Join us at the Low-Code/No-Code Summit on November 9 to learn how to innovate and achieve efficiency. You must register here.
The internet has made it possible for us to find out everything we need to know. Finding the right piece of information has become like searching for a needle in a haystack. We have to ask ourselves how to choose what to click on first in an era of so much content. This is a reliable source of information. How long do I want to look for?
This flawed process adds time to your journey as a regular person. A broken knowledge management strategy can make interacting with a brand frustrating, which in turn can mean an abandoned purchase, a degradation in brand loyalty or even an angry customer.
By taking a cue from the gold standard of search, brands can provide customers and their support teams with the answers they need in the most straightforward way possible.
Knowledge graphs are easy to understand because they are based on understanding the context of different questions. If I asked a friend, "Do you have a recommendation for a doctor in town who speaks Spanish?" they would know that a doctor is a type of doctor, that "in town" means "nearby", and that Spanish is required.
There is a low-code/no-code summit.
In a simple way, learn how to build, scale, and govern low-code programs. You can register for a free pass.
Register HereMachines have been difficult to connect until recently. Knowledge graphs are a way of organizing and connecting different categories of data so they can be easily understood.
Think of them as databases of information that can be searched from. If you were looking for information in a school system, separate entities could include personnel, classes, extracurriculars and buildings. A knowledge graph is a way to connect disparate groups of data.
A knowledge graph will use each part of the question in a different way.
The natural language of the user makes it possible for the search engine to combine the data in just the right way. In traditional search, this query would pick out key terms and deliver a list of results, which may be links to articles or other information sources.
Knowledge graphs are important for connecting informational content of different types that exist across multiple platforms, including content management systems, customer relationship management platforms and other information sources. It's frustrating when a customer needs to reach out to support because a search wasn't sophisticated enough to find answers that already exist within the site
Knowledge graphs help answer questions. What is that thing that means?
We can look at the answer on the internet. The answer to a specific question can be given in a featured snippets along with a structured info box. This is a feature you have seen time and time again, and it presents a simple response with his height, rather than a series of links to articles and websites that mention his dimensions.
On a brand website, these dedicated info boxes can pull from a knowledge graph built off of information contained in product manuals, articles, FAQ, support documents and more to give usable answers in context for the customer. If a customer searches for "how to clean a microwave" on a manufacturer's website they will be presented with step-by-step directions instead of links to articles that may or may not answer the question.
When these answers are easy to find, users don't have to go to customer support or spend time sorting through text to get an answer. The worst-case scenario of a customer leaving the website to ask a competitor or third-party site their question is avoided.
Quality of search isn't measured in a silo The best search experience is the standard for everyone and a customer isn't going to compare brands based on their search. When experienced leaders make it easy to get the right answer quickly, we wonder why other brands can't do the same.

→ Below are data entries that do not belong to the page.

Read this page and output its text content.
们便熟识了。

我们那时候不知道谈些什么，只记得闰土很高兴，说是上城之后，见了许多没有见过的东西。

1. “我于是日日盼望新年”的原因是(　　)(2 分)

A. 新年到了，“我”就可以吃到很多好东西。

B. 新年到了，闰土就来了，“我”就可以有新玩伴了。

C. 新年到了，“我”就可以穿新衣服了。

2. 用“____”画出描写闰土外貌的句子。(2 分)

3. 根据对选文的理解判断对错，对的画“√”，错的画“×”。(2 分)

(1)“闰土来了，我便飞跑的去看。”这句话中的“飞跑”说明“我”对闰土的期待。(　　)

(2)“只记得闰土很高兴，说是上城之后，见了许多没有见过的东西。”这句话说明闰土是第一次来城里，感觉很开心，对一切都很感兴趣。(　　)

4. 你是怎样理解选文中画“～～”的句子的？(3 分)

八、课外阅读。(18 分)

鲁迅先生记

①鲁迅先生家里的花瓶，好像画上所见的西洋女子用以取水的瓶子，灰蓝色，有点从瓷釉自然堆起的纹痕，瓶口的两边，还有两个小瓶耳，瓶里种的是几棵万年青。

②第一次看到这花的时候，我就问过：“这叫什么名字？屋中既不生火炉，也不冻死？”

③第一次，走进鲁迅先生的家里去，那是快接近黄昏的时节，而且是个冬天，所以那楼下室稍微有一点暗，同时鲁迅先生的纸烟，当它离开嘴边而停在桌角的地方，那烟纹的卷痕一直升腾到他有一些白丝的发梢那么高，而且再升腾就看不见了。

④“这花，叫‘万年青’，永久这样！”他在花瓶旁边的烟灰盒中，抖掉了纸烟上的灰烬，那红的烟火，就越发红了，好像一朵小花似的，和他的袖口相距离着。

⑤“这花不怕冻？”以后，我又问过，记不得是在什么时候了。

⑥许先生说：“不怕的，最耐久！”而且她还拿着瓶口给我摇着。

Knowledge becomes more discoverable when answers to questions are available. Discoverability is what it is.
Discoverability means that users can more easily find information that isn't immediately sought out. Knowledge graphs can give context for recommended content that understands a user's intent and offers further relevant information to enrich their experience.
Knowledge graphs serve as a foundation for delivering an enhanced experience and are important for findability and discoverability.
It is possible for any brand to use knowledge-graph structures to search, even if they choose not to use it on their website. A brand can tailor a knowledge graph-based search system to any product, service or information resources the company uses. A better search system connects disparate systems of information into one engine that works for both customers and support teams.
The leaders of support and experience can look at search queries to identify points of irritation. A knowledge management tool is based on a knowledge graph. It is possible for businesses to analyze customer engagement and sentiment with search analytics and have access to a robust content infrastructure that can quickly address and close knowledge gaps. The customer experience can be improved by this level of insight.
There is a lot of content invested in by brands. Knowledge graphs help improve resources so that answers are findable and deeper insights are discovered.
Joe Jorczak is in charge of industry, service and support.
The VentureBeat community welcomes you.
Data decision makers can share data related insights and innovation.
Join us at DataDecisionMakers to read about cutting-edge ideas and up-to-date information.
You could possibly contribute an article of your own.
Data decision makers have more to say.